There should be more focus on nutrition since that's part of preventive medicine. I've heard the same thing about veterinarians. They don't learn much about nutrition while in school.

I agree! They are really the "front line" workers when it comes to health. On a side note, my master's thesis was an analysis of every culinary program in the USA. I looked up how many nutrition courses were taught in the program- chefs are also in a significant position to make a difference. The average was also 1, but many programs offered zero. So, you have the people cooking your food undereducated about nutrition, and you have a doctor advising you about health undereducated about nutrition, and an internet full of fads and phony advice.

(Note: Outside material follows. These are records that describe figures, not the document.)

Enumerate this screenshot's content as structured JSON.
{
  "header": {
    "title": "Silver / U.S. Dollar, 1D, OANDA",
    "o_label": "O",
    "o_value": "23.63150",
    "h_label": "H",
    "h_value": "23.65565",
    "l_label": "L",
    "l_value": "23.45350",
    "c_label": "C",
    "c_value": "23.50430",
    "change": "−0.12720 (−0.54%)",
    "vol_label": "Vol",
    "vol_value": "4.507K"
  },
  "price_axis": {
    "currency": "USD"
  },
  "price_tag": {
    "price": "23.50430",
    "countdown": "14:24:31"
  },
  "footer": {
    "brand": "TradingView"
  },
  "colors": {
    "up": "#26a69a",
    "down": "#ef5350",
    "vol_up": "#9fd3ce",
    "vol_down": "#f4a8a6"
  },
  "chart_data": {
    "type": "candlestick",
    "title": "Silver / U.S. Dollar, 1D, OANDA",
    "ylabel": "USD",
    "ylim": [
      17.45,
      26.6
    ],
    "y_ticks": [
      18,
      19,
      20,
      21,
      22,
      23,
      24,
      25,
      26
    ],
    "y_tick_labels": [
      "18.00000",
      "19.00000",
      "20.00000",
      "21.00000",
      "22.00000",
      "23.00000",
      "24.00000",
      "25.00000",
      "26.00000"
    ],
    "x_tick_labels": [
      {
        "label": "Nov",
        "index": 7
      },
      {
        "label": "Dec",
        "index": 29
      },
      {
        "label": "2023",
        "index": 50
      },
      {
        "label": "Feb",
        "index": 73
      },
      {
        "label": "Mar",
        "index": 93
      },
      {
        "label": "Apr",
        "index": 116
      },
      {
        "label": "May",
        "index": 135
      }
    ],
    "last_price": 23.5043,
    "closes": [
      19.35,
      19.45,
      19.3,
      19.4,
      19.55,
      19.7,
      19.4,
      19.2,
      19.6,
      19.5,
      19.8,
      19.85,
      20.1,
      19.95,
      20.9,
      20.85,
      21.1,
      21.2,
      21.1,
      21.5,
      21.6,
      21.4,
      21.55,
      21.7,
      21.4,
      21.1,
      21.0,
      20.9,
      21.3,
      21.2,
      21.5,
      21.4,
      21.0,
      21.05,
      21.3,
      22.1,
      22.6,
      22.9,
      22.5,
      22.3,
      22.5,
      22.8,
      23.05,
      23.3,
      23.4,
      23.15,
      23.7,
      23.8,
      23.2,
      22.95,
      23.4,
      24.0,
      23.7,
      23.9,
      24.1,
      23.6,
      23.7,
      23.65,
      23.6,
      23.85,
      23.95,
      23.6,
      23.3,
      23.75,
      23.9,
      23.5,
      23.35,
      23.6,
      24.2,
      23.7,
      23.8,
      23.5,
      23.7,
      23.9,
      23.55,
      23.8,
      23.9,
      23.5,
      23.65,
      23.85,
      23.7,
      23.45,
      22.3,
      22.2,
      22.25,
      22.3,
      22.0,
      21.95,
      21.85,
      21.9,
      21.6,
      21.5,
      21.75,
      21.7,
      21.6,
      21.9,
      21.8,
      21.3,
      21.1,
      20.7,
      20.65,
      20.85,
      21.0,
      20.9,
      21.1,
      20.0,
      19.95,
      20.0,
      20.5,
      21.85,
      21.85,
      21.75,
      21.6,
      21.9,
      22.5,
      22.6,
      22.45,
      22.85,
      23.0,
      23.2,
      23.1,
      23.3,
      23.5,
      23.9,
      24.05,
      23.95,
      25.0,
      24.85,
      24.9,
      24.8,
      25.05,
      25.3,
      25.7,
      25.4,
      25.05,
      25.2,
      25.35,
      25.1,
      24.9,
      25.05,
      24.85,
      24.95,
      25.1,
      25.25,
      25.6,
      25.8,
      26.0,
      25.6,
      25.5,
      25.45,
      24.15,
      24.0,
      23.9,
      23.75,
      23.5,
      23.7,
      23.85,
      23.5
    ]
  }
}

Further, to get access to an RD you have to usually have a prescription from your doctor (or pay out of pocket) and even then, an RD is going to be so hyper-specialized that a lot of people are turned off to the whole experience. I love watching 600-pound life when they meet with the RD. I know they do that to make it dramatic (because it's always a trainwreck) but RDs should see this and learn from it- there are so many moving parts to this problem, that I can't even begin to see a real solution. I left my MS program very very discouraged frankly.